"Bayım?"
'Hm?'
"Hiç sevildiğinizi hissettiniz mi bu hayatta?"
Önce biraz düşünmüş ardından oturduğu koltukta dikilerek cevaplamıştı küçüğün sorusunu.
'Evet, annem her hücreme kadar hissettirdi. Sonra o gidince de küçük bir çocuk.'
Bu cevabı beklemiyor olmalı ki yüzü kıpkırmızı olmuş ve utançla gözlerini kaçırmıştı gri saçlı çocuk. Bunun üzerine hafifçe gülümsedi genç adam.
"Keşke sizi daha erken tanısaymışım bayım"
'Neden ki?'
"Bilemiyorum. Siz hayatıma girdiğinizden beri herşey garip bir şekilde muhteşem ilerliyor. Ben bu denli mutlu olduğumu çok az hatırlarım. Ama bence biz sizinle bir şekilde tanışıyorduk."
'Nasıl yani?'
"İster geçmiş hayatımızda deyin, isterse ruhlarımızın eskilere dayanan tanışıklığı. Düşünsenize aynı anda, aynı gökyüzüne bakmışız, aynı buluta takılı kalmış gözlerimiz, aynı kuşun kanat çırpışında dalıp gitmişiz. Aynı güneşin sıcaklığında ısınıp, aynı rüzgarın verdiği soğuklukta üşümüş kalplerimiz, aynı yaprağa bakıp aynı şarkı mırıldanmışız. Aynı gökkuşağında buluşmuş olabiliriz. Kimse bilemez bunu."
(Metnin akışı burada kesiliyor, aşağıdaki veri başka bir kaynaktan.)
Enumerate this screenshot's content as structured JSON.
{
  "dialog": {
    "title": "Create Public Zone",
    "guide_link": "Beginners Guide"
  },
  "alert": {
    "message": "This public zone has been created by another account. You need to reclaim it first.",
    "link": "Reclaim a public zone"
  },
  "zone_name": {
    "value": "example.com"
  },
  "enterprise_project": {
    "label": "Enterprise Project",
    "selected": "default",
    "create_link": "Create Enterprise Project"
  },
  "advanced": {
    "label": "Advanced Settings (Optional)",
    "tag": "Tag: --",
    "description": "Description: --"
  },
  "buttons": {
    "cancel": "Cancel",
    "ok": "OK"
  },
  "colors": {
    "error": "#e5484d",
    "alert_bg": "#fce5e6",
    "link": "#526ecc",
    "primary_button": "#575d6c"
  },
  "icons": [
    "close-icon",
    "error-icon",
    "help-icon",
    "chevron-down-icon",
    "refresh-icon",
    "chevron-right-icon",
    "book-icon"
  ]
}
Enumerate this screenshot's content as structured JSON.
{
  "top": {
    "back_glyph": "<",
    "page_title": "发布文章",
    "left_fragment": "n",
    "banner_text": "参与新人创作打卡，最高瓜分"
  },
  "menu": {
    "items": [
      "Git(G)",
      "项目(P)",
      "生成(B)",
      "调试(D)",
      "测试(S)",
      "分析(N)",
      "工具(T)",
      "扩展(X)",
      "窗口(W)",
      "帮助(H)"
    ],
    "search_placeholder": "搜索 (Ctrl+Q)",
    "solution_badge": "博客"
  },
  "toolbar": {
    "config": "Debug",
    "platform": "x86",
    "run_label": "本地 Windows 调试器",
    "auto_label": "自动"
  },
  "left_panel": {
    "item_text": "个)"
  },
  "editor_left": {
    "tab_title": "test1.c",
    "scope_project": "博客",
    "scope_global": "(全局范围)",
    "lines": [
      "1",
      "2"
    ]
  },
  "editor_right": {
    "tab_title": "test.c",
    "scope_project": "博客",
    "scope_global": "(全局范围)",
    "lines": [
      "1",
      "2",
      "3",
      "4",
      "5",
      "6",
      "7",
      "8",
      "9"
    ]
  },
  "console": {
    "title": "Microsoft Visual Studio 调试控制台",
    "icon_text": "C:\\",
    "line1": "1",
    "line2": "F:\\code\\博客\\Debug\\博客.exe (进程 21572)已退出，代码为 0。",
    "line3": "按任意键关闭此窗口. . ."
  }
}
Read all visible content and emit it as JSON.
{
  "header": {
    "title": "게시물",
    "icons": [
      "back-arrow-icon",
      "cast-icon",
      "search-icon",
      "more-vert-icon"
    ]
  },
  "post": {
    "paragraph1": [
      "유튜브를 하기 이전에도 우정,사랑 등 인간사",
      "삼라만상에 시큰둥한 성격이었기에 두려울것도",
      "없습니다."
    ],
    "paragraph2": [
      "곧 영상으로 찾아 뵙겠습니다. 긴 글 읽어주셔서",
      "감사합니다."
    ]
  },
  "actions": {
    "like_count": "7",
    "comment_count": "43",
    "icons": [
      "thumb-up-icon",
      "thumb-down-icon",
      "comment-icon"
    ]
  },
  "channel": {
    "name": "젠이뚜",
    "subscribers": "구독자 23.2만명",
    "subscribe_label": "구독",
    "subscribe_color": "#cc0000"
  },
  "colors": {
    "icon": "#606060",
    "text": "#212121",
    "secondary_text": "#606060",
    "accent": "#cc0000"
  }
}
'Eski hayat varsa, ve ben o hengâmede senin ruhunu bulduysam, hayatım boyunca yapmış olduğum en güzel şey olmuştur bu.'
Küçük olan bir kez daha utanmış ve konuyu değiştirmeye çalışmıştı. Bugün ilk defa böyle yapıyordu dövmeli olan.
"Sürekli balkonda oturuyoruz, ve çok bunalmaya başladım. Lütfen dışarı çıkalım bayım"
Kesin ve sertçe çıkmıştı sesi.
'Hayır.' (nokta var, çok ciddi :/)
"Yanımda siz olacaksınız. Bana ne yapabilirler ki? Siz korursunuz beni. Hem birlikte pa-"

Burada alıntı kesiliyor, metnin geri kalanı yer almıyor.